By Bruce Levine–
CHICAGO (CBS) — Only one man has ever hit the center-field scoreboard at Wrigley Field.
The distance estimate for that kind blast from home plate are anywhere from 575 to 600 feet by experts. The reality of that ever happening was broached this week after Cubs sluggers Kyle Schwarber and Kris Bryant both hit monster home runs with howling winds swirling in the historic ballpark.
On Tuesday, Schwarber hit a 462-foot home run to right field. On Thursday, Bryant hit a 450-foot home run as well.

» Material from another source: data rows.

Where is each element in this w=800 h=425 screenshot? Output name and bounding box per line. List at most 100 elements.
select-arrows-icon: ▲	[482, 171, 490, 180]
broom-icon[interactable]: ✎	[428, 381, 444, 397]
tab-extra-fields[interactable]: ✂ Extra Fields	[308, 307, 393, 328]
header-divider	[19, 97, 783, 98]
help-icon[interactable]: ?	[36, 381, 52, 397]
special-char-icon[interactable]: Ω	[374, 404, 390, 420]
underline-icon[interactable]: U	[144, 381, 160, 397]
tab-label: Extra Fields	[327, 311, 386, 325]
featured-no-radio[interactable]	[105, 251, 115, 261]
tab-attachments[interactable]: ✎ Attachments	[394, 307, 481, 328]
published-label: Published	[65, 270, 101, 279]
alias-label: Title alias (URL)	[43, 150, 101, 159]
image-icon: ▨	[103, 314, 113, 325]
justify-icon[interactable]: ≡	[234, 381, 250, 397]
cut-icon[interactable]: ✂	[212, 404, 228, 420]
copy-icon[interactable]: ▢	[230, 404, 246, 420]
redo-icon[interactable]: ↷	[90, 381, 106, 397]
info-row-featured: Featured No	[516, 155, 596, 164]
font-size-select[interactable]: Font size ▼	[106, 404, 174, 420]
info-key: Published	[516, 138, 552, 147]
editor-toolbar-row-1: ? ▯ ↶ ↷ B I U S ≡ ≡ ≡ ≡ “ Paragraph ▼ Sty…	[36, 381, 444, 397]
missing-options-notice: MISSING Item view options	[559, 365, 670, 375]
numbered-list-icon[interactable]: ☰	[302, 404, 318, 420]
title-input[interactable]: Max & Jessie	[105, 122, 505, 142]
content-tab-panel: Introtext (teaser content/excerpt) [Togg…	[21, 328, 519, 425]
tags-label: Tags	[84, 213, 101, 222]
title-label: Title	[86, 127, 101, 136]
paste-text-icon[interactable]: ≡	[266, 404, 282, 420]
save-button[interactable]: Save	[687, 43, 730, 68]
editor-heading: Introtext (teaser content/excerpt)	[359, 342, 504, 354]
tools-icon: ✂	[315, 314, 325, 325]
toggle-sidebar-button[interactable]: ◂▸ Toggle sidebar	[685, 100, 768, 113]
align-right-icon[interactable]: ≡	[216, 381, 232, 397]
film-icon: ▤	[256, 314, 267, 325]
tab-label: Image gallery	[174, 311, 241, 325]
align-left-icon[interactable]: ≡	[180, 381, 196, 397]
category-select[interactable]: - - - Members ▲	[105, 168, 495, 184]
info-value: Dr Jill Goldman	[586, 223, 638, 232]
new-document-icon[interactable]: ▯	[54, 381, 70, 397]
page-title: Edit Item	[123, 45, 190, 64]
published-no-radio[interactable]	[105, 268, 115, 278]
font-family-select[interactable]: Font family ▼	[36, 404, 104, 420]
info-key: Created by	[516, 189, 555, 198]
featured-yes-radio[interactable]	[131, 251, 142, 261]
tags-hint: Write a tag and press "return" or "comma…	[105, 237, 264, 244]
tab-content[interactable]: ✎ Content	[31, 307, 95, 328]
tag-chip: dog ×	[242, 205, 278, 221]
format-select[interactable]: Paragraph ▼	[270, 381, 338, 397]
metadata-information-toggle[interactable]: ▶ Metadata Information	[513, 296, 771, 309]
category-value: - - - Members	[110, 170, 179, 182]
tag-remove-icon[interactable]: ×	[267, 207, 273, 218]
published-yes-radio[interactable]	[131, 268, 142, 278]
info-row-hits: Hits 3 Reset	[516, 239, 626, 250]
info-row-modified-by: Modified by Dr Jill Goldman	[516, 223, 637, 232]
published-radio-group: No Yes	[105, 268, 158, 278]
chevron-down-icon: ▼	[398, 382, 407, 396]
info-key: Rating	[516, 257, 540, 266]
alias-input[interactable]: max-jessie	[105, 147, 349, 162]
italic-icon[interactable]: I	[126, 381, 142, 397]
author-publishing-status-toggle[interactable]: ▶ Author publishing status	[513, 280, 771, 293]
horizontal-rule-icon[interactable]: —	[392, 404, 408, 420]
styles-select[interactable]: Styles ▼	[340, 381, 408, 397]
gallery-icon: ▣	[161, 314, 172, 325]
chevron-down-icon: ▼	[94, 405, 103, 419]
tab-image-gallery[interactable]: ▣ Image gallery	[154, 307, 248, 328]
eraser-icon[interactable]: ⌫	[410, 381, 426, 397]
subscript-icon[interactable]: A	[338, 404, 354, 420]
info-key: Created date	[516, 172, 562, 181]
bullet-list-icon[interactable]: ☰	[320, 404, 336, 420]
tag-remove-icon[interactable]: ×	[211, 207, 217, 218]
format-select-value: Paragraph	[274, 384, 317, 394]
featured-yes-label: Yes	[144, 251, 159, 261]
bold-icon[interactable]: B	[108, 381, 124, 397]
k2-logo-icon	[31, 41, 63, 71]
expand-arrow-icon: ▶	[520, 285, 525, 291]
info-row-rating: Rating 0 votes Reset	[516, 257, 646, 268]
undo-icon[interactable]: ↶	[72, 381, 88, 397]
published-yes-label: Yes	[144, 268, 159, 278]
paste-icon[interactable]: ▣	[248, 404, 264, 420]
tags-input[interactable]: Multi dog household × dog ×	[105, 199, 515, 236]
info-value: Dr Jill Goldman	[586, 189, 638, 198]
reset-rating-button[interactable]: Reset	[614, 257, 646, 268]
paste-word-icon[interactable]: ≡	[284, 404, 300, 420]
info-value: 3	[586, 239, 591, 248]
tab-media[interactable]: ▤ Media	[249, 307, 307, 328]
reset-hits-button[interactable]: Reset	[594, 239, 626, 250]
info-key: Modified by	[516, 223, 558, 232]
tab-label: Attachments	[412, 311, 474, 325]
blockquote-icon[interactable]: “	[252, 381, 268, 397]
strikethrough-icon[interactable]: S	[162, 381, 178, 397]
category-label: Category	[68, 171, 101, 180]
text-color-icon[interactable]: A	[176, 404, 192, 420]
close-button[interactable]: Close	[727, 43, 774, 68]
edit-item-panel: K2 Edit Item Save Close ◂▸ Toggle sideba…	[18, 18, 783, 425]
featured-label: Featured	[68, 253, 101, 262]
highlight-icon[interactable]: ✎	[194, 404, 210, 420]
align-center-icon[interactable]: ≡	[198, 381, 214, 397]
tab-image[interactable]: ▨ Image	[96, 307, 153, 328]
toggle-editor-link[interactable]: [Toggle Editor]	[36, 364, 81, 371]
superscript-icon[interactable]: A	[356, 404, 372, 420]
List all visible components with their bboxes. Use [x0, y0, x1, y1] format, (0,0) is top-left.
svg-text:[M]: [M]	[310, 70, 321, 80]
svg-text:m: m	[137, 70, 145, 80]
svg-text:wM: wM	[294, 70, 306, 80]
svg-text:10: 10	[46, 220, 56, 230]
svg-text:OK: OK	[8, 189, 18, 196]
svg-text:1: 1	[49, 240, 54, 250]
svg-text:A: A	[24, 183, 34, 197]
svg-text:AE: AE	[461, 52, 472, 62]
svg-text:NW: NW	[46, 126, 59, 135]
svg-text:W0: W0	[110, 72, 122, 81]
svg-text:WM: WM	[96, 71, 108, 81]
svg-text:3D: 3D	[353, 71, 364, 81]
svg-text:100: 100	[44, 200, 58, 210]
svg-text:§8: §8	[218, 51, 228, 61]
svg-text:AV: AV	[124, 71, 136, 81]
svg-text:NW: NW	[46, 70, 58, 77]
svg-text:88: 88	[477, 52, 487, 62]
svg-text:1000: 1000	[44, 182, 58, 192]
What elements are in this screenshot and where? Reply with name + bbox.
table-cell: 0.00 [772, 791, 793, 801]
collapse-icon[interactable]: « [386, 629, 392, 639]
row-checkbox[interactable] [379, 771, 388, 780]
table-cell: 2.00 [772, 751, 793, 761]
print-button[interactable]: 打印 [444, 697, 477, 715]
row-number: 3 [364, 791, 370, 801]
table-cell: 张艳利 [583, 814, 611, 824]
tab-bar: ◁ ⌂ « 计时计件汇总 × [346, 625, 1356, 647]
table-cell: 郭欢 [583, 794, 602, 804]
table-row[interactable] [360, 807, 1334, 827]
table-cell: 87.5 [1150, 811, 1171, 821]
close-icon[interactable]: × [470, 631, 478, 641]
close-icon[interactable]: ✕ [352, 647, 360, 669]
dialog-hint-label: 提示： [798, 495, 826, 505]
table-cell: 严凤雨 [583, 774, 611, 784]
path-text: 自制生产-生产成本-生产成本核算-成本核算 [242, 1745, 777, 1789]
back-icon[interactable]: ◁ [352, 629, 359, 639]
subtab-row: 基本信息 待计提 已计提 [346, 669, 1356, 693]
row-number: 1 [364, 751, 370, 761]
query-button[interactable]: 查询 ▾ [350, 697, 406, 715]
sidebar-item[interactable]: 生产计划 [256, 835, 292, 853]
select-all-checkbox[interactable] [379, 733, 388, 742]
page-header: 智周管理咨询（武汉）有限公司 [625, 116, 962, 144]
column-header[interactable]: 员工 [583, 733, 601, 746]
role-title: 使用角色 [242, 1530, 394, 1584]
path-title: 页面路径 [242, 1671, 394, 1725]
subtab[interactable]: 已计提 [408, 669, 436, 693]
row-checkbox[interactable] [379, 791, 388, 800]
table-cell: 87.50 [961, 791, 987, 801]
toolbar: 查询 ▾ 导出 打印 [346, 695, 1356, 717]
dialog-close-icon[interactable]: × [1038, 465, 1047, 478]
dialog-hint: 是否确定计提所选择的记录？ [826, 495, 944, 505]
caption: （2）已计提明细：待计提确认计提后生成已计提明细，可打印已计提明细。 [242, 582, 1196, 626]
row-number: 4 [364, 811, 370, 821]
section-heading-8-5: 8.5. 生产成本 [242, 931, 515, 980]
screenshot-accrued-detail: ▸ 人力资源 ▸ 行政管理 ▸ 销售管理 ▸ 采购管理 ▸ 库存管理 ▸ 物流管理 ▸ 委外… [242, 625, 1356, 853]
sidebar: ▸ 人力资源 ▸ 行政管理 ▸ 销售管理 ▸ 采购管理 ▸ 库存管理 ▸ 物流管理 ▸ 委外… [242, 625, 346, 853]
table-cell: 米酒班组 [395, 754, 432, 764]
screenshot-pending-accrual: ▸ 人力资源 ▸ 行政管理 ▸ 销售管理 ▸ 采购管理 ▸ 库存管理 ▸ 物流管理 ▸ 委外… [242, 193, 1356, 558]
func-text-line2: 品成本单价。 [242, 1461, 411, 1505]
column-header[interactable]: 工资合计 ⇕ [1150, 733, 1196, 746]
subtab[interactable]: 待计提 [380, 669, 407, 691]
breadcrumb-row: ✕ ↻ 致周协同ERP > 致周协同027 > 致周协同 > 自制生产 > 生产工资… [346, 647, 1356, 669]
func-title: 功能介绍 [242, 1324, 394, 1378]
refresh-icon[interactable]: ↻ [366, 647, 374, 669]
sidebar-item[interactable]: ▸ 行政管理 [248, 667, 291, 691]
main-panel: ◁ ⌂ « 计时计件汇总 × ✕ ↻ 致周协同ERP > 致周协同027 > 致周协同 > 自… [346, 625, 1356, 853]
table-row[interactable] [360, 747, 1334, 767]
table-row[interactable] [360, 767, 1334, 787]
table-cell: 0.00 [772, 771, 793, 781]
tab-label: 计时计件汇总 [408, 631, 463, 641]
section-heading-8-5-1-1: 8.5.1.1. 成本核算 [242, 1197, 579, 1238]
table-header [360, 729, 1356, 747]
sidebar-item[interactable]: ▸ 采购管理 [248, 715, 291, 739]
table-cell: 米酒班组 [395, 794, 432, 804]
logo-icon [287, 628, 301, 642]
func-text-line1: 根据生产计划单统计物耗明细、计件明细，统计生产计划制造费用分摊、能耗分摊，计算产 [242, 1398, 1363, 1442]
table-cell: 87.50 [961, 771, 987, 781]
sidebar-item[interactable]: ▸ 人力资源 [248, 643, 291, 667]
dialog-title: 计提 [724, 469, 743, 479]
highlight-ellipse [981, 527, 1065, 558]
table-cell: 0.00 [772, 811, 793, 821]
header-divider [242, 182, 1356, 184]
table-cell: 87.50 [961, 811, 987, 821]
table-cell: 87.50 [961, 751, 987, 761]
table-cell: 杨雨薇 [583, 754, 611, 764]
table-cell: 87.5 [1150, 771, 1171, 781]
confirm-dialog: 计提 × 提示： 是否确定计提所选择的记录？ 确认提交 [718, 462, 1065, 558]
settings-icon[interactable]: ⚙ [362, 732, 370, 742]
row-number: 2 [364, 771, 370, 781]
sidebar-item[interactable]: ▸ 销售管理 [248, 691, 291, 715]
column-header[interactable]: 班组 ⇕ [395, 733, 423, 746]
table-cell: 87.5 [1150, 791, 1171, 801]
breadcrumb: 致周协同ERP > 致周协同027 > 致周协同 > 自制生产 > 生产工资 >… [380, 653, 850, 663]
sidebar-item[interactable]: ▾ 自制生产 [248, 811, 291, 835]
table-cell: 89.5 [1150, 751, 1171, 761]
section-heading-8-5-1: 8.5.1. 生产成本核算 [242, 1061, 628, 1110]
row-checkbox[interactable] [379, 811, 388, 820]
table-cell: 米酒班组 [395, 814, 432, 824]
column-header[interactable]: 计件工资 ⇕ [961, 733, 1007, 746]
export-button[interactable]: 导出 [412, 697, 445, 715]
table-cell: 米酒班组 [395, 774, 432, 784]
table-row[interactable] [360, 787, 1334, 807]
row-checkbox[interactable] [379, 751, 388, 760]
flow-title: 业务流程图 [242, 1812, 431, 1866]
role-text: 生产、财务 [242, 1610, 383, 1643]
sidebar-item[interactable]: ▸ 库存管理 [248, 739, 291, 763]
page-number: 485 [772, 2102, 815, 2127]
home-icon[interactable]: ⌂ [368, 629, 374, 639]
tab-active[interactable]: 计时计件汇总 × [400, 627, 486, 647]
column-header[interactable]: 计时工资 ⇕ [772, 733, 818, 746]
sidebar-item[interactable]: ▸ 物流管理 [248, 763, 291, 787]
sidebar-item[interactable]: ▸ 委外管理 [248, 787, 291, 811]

There will be many more tape-measure shots for those two in the next decade, but is it possible for either one to hit the historic scoreboard with a batted ball?
Cubs manager Joe Maddon won’t say never.
“I am not going to say it is impossible,” Maddon said. “It would have to be the perfect everything. The wind (would have to be behind it). You would have to get that ball high enough. Wow, it would have to be like the ball Schwarber hit (Tuesday). Maybe like the ball Schwarber hit on top of the video board two years ago (in the 2015 NLDS). That may have a shot I think. We saw guys get close during those BPs this week but not hit it. If it is 600 feet, it will not happen.”
Bryant hit the top of the new video board in left field during the 2015 season with a blast that was estimated at 495 feet. To hit the center-field scoreboard, it would take close to another 100 feet and a drive back up the middle.
“Oh no,” Bryant said of hitting the ball off the scoreboard. “No chance. That is 650 feet, 600 at least. Get me a number on how far it is and then I will answer that. Get me a real estimate, and I will give you a better answer.”
So if Maddon had to bet, would he pick Schwarber or Bryant to potentially hit the center-field scoreboard?
“Just based on the way they hit? I don’t know,” Maddon said. “I would say Schwarbs if you had everything right going together. Then again, KB seems to hit the ball there (to center) with the most authority. Dead center field power, I think KB has that there.”
Oh, and the only man to ever hit the center-field scoreboard? That was legendary golfer Sam Snead, who in 1951 drilled the board with a golf ball using a 4-iron from home plate and then cleared it with a 2-iron, according to historical accounts.